Based on results provided above and the knowledge that dents near the calling criteria tend to come and go from outage to outage due to the inherent variability of the bobbin coil inspection method to measure tubing inside diameter variations (complicated by tight radius u-bend geometries) there appears to be no change in the number or severity of dents.
NRC Question 8: Please confirm that tube integrity was maintained during the cycle prior to the 2006 outage.

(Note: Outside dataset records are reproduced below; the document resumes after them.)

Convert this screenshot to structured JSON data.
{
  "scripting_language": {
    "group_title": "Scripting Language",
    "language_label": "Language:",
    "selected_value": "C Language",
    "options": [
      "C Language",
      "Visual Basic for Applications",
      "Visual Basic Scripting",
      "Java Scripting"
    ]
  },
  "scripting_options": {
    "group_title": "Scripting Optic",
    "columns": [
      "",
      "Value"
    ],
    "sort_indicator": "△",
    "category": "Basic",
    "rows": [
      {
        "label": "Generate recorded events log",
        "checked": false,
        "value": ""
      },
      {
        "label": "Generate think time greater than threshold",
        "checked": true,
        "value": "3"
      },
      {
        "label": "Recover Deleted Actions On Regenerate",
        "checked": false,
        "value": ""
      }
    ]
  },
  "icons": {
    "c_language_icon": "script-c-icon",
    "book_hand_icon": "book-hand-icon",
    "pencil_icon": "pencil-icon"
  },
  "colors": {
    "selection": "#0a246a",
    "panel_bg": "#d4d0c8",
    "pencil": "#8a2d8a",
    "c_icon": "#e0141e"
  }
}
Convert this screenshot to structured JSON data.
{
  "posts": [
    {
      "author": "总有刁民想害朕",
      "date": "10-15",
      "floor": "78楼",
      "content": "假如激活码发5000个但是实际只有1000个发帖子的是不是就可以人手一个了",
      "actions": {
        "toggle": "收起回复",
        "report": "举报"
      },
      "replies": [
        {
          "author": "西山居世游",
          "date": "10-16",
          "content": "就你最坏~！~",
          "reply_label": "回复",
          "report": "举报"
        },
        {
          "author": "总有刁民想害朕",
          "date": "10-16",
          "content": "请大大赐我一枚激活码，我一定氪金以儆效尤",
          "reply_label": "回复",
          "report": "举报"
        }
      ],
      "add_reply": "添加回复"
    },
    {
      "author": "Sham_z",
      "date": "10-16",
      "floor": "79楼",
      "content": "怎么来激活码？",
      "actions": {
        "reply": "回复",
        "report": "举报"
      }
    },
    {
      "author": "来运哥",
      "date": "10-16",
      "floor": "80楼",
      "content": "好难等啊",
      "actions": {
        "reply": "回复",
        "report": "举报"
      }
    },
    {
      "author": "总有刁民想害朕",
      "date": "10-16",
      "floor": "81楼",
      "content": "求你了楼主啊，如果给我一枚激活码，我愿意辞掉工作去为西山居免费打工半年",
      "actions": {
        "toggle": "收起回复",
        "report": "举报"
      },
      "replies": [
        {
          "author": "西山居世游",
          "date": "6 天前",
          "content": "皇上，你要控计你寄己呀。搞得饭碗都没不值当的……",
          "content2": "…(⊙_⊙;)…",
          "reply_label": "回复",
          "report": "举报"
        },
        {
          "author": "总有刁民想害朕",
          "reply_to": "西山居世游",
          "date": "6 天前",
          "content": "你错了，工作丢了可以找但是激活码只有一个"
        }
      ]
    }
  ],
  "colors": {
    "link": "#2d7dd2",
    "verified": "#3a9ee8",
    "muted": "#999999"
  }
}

NMC Response: The Unit 2 Steam Generator CMOA concluded: "The observed degradation at the end of cycle (EOC) 23 outage [2R24] was evaluated in a manner consistent with NEI 97-06 and EPRl guidance. Observed degradation did not present serious challenges to the deterministic [safety factor of 3.0 against burst under normal steady state full power operation primary-to-secondary pressure differential and a safety factor of 1.4 against burst applied to the design basis accident primary-to-secondary pressure differentials] structural margin requirement at the end of the last cycle of operation or challenge required leakage integrity limits under postulated accident conditions."